Laughter Is a Holy Thing

Laughter is a holy thing. It is as sacred as music and silence and solemnity, maybe more sacred. Laughter is like a prayer, like a bridge over which creatures tiptoe to meet each other. Laughter is like mercy; it heals. When you can laugh at yourself, you are free."
Tracks in the Straw

Put Your Heart In Your Mouth

For me, the simplest definition of prayer is putting your heart in your mouth. From deep within, some plea or question or gladness geysers up to address a presence or power beyond our human limitations. There is an unadorned urgency, honesty, and immediacy about it. It puts your heart in your mouth."
My Heart in My Mouth

Imagination and Prayer

But I would say that imagination is a key to discernment, and so to prayer, even to faith. Noble laureate physicist Richard Feynman wrote something that clarifies the point: 'Our imagination is stretched to the utmost, not, as in fiction, to imagine things that are not really there, but just to comprehend those things which really are there.' That is precisely what I think discernment and faith are about: imagining and trying to comprehend, to interpret things that really are there but which somehow we have been intimidated into avoiding or denying for fear of being labeled naive or unsophisticated. It seems the quantum physicists and cosmologists are rediscovering the mystery and wonder, or, if you will, the shocking and amazing things going on in our universe and in our world, while too often we 'religious types' are off picking blackberries and flat-lining our lives. Among other things, perhaps foremost among other things, prayer is about imagining things that really are there in our experiences and helping us imagine them, trust them, engage them as the gracious mysteries they are."
My Heart in My Mouth

Mystery In Our Lives

Surely mystery is an essential ingredient, if not the essential of our common life and this earth in which we are all rooted.
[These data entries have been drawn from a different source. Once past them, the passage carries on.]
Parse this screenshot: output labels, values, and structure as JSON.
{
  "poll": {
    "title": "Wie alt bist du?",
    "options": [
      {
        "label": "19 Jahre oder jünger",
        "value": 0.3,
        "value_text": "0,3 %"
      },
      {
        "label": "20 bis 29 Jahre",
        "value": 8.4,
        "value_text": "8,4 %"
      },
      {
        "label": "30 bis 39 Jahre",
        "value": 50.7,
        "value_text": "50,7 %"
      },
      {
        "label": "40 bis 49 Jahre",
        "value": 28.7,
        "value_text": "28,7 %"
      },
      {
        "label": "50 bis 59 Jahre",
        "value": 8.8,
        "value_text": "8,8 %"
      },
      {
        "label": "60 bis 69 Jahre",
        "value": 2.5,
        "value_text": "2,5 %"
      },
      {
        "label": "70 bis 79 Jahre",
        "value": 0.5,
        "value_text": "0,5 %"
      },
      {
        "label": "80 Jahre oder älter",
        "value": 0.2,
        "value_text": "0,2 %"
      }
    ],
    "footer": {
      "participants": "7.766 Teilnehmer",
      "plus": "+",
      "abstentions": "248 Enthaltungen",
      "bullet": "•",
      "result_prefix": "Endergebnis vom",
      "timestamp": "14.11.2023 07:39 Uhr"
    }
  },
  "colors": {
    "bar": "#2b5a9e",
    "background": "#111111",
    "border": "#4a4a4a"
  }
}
By mystery I do not mean the vast oceans of knowledge in which we have not swum or not yet mapped. By mystery I mean the infinite depths of being that we can never plumb, never know, never exhaust, given the limits of our mortality, our finitude, our creatureliness.

"Our inherent sense of mystery is in our irrepressible longing for something we cannot name but intensely miss. We are afflicted, or blessed, with a kind of insistent, cosmic homesickness. It comes in moments of awe and wonder at starlight or twilight, or a child's birth and unfolding, or the quiet peacefulness in an old woman's face, the surprising lift of music, a pause of self-recognition in Shakespeare, or the opening of the world in a line of poetry."
The Haunt of Grace

Grace

Grace is the sole property of God. It distinguishes the quality of God's love from human love. But then, how does grace become operative in the world? What is the process? Admittedly, those are large and complicated questions about which volumes have and will be written. . .

"Still, one simple answer, and wondrous, is that God's grace operates in the world quite independently of us. Prayer is one way of attempting to focus on grace, to pay attention to it, to praise it. The French mystic Simone Weil is right in saying, 'Perfect attention is prayer.' Surely it is true that any attempts to be attentive, however imperfect, are also prayers. Imagination is crucial to paying attention, for attention is far more than observation. Imagination involves penetrating something, or being open to being penetrated by something, in order to sense its meaning, its possibilities, its depths, its 'story.'

"Another simple answer, and equally wondrous, is that praying itself is part of the process by which grace becomes operative in the world. The prayer becomes a participating point of entry and expansion of grace, so that Augustine is also right in saying, 'Without God, we cannot; without us, God will not.' "
Guerrillas of Grace

In The Silence Name Me

Holy One,
untamed
by the names
I give you,
in the silence
name me,
that I may know
who I am,
hear the truth
you have put into me,
trust the love
you have for me,
which you call me to live out
with my sisters and brothers
in your human family.
Guerrillas of Grace

The Final Word

God doesn't control everything. We're free to make choices and, so, to make terrible mistakes. But the key is in the resurrection — or resurrections. History suggests there's a resurrection to the Inquisition, if only because the final word isn't the Inquisition. The final word isn't Hiroshima; the final word isn't the Holocaust; the final word isn't Pearl Harbor or September 11th or the Iraq war.Yes, all those are real, painful, terrible and evil. But none of the 'bad stuff' — or, for that matter, none of the 'good stuff' — is the end of God's world and work in it. It's the witness of the gospel that nothing can separate us from the love of God in Christ Jesus our Lord. That's as much of a creed as I need. How about you?"